Thursday 24 May 2012

Abdul kalam

                                                       Dr. Avul Pakir Jainulabdeen Abdul Kalam born on 15th October 1931 at Rameswaram, in Tamil Nadu.Kalam's father was a devout Muslim, who owned boats which he rented out to local fishermen and was a good friend of Hindu religious leaders and the school teachers at Rameshwaram. he started his career as a newspaper vendor.

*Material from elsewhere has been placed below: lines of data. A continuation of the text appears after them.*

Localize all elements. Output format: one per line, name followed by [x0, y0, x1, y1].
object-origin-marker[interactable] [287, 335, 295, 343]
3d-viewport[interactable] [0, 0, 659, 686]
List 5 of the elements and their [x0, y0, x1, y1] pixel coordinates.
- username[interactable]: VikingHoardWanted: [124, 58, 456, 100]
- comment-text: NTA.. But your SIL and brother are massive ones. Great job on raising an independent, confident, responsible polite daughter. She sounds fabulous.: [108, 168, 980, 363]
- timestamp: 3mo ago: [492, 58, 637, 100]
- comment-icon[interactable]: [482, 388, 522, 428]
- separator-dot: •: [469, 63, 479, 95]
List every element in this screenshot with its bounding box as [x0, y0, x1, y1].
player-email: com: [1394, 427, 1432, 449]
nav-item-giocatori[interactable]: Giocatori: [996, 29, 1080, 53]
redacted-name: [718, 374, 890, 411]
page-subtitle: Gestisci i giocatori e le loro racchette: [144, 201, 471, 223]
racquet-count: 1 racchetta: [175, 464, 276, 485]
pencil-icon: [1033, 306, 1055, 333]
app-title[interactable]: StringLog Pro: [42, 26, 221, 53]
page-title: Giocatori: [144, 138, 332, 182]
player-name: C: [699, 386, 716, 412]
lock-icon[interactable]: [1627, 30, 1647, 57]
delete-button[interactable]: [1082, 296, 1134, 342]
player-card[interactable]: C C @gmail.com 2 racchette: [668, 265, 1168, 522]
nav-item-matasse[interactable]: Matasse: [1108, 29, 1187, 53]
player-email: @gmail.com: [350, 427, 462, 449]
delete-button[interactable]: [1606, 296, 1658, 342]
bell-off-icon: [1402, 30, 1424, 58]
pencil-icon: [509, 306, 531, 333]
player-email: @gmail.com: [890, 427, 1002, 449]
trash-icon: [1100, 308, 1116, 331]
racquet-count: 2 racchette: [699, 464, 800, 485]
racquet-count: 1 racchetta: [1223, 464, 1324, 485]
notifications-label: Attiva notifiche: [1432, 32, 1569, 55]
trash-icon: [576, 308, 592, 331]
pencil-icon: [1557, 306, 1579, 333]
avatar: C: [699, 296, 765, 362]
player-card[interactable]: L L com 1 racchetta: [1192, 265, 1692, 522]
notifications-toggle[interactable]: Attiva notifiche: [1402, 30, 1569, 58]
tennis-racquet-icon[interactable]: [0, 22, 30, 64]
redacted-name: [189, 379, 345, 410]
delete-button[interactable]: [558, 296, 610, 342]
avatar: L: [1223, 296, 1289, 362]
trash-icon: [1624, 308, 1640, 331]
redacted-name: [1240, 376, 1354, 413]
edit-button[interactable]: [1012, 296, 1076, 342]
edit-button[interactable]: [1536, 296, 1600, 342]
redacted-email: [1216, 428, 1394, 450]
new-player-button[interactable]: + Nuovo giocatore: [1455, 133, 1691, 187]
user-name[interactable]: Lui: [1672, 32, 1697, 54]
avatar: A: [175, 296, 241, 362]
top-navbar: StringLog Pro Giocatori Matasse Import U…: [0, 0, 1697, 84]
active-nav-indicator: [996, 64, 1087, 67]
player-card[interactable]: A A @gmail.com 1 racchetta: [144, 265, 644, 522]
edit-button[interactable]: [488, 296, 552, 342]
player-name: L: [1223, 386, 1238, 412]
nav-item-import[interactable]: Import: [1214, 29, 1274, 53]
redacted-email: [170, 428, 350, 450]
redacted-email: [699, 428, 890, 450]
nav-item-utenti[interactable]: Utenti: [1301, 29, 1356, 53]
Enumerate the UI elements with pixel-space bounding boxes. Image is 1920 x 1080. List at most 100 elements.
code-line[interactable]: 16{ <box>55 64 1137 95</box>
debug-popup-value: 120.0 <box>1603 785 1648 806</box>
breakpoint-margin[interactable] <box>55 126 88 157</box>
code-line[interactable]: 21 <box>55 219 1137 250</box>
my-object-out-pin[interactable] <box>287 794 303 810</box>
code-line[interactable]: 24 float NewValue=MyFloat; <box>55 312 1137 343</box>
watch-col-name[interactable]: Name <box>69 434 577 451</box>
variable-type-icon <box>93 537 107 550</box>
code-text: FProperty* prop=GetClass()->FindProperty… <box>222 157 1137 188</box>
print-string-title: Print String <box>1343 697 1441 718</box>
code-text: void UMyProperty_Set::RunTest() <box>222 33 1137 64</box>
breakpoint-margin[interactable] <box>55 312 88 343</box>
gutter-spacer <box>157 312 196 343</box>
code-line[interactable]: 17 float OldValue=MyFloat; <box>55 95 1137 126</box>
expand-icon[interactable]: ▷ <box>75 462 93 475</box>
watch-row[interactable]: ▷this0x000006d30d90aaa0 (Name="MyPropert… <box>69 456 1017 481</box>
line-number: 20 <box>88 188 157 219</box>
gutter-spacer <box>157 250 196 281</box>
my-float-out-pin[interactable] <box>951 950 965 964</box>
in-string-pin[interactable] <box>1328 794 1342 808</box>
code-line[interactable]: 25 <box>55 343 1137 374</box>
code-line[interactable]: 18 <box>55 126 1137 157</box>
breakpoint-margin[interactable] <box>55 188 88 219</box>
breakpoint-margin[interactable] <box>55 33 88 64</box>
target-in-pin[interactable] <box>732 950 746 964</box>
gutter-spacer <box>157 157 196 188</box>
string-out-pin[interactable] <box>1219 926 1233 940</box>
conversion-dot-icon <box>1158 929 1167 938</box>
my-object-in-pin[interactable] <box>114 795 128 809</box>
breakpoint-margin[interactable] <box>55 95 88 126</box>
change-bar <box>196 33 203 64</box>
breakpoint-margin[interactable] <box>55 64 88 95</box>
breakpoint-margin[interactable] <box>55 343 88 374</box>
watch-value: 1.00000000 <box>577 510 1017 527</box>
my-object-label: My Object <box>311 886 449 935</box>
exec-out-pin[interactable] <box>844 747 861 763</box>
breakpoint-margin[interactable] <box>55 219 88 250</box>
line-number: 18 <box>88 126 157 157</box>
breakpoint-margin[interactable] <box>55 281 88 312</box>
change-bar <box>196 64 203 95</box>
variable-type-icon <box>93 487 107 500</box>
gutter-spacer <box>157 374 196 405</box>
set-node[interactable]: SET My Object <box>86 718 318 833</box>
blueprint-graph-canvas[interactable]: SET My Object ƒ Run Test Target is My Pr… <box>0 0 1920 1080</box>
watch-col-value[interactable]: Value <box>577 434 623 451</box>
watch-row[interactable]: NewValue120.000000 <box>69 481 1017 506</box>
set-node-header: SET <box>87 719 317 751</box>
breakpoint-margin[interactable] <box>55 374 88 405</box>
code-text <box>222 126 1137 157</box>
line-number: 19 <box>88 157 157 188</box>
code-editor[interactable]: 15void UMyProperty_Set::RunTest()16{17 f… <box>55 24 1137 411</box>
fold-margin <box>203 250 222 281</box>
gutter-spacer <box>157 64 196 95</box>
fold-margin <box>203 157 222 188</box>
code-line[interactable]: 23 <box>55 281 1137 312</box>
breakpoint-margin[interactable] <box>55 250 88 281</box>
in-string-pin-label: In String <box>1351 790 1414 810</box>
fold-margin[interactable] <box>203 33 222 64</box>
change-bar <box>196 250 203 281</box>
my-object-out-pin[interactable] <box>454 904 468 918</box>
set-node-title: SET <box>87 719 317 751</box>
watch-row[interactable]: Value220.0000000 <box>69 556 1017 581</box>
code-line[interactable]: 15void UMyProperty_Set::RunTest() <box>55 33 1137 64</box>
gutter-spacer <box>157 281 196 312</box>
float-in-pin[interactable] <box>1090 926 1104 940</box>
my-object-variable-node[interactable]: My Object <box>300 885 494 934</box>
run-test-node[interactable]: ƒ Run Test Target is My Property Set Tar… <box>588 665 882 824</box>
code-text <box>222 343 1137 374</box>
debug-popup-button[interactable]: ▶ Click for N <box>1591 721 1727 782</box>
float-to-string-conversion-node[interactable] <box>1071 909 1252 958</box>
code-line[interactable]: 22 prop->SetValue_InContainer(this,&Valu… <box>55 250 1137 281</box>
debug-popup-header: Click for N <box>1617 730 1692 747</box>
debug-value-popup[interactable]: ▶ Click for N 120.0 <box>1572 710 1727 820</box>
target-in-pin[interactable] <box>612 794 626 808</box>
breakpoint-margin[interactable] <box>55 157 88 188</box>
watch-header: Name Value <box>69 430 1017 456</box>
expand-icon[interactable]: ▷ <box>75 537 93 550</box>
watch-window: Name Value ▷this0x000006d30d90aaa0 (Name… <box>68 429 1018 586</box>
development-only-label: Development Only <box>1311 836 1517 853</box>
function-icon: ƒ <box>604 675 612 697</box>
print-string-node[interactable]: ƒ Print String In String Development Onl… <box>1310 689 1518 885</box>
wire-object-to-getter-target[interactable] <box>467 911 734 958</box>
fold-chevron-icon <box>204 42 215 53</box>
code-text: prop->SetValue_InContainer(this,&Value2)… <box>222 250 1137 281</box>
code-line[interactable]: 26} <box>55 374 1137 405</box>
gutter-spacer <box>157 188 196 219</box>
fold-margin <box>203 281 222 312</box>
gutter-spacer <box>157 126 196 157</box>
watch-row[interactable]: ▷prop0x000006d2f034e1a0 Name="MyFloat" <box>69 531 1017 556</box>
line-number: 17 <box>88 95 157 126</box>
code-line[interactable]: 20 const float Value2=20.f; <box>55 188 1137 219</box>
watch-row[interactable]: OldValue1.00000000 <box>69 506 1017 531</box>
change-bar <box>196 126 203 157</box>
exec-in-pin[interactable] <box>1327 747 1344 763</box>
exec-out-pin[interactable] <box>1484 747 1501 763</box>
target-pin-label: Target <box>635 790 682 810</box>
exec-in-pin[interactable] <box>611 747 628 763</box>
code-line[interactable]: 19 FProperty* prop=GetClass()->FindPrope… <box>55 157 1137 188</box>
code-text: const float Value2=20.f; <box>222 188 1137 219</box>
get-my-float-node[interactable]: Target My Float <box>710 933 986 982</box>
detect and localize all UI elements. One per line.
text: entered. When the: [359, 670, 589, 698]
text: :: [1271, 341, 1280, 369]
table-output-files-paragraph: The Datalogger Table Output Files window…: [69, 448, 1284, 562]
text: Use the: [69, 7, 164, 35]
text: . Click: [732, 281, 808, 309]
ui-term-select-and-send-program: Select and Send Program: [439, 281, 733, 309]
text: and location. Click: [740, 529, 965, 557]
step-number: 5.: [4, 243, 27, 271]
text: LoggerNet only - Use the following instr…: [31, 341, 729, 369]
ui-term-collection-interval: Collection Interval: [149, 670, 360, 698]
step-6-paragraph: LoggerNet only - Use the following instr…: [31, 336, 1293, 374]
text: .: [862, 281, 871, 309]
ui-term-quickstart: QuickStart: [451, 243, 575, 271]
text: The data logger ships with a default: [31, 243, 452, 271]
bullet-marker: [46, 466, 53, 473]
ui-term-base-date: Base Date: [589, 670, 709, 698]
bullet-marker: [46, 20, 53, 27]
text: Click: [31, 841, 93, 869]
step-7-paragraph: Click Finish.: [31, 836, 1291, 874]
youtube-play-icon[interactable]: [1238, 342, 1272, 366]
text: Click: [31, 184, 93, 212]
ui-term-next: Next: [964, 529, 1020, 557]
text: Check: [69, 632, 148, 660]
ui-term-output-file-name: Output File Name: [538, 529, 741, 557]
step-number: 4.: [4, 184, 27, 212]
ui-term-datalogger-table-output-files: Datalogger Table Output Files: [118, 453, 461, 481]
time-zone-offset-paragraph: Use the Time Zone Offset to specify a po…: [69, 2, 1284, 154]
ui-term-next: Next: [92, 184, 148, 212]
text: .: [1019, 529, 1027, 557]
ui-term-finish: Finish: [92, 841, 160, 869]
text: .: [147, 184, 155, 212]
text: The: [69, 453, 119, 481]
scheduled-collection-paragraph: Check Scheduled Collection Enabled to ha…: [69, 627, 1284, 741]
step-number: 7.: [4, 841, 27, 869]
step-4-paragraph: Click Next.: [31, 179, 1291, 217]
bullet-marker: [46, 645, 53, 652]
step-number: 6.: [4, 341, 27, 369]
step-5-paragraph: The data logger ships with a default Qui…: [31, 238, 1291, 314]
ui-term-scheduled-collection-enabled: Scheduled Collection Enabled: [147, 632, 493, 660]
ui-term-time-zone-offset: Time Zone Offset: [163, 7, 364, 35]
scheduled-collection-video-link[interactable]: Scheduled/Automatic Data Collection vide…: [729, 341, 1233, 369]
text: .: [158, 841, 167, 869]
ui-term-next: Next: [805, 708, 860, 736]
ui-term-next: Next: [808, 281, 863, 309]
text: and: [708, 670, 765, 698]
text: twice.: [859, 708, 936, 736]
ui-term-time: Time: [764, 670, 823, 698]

                                                      Abdul Kalam graduated from Madras Institute of Technology majoring in Aeronautical Engineering with DRDO and ISRO.As the Project Director, he was heavily involved in the development of India's first indigenous Satellite Launch Vehicle (SLV-III).As Chief Executive of Integrated Guided Missile Development Programme (IGMDP), he also played a major part in developing many missiles of India including Agni and Prithvi. Although the entire project has been criticised for being overrun and mismanaged.He was the Chief Scientific Adviser to Defence Minister and Secretary, Department of Defence Research & Development from July 1992 to December 1999.Pokhran-II nuclear tests were conducted during this period, led by him.He is popularly known as the Missile Man of India for his work on development of ballistic missile and space rocket technology. In India he is highly respected as a scientist and as an engineer.  

                                                        Kalam played a pivotal organisational, technical and political role in India's Pokhran-II nuclear test in 1998, the first since the original nuclear test by India in 1974. He is a professor at Anna University (Chennai) and adjunct/visiting faculty at many other academic and research institutions across India.With the death of R. Venkataraman on January 27, 2009, Kalam became the only surviving former President of India. 

                                                                                                                                    On Wednesday April 29, 2009, he became the first Asian to be bestowed the Hoover Medal, America's top engineering prize, for his outstanding contribution to public service. Kalam has received honorary doctorates from as many as thirty universities, including the Carnegie Mellon University and the Nanyang Technological University of Singapore.                                                         

                                          The Government of India has honoured him with the nation's highest civilian honours: the Padma Bhushan in 1981; Padma Vibhushan in 1990; and the Bharat Ratna in 1997 for his work with ISRO and DRDO and his role as a scientific advisor to the Indian government.Kalam is the Third President of India to have been honoured with a Bharat Ratna before being elected to the highest office, the other two being Sarvepalli Radhakrishnan and Zakir Hussain.He is also the first scientist and first bachelor to occupy Rashtrapati Bhavan.

                                               Kalam has been chosen to receive prestigious 2008 Hoover Medal for his outstanding public service. The citation said that he is being recognised for making state-of-the-art healthcare available to the common man at affordable prices, bringing quality medical care to rural areas by establishing a link between doctors and technocrats, using spin-offs of defence technology to create state-of-the-art medical equipment and launching tele-medicine projects connecting remote rural-based hospitals to the super-specialty hospital. A pre eminent scientist, a gifted engineer, and a true visionary, he is also a humble humanitarian in every sense of the word, it added.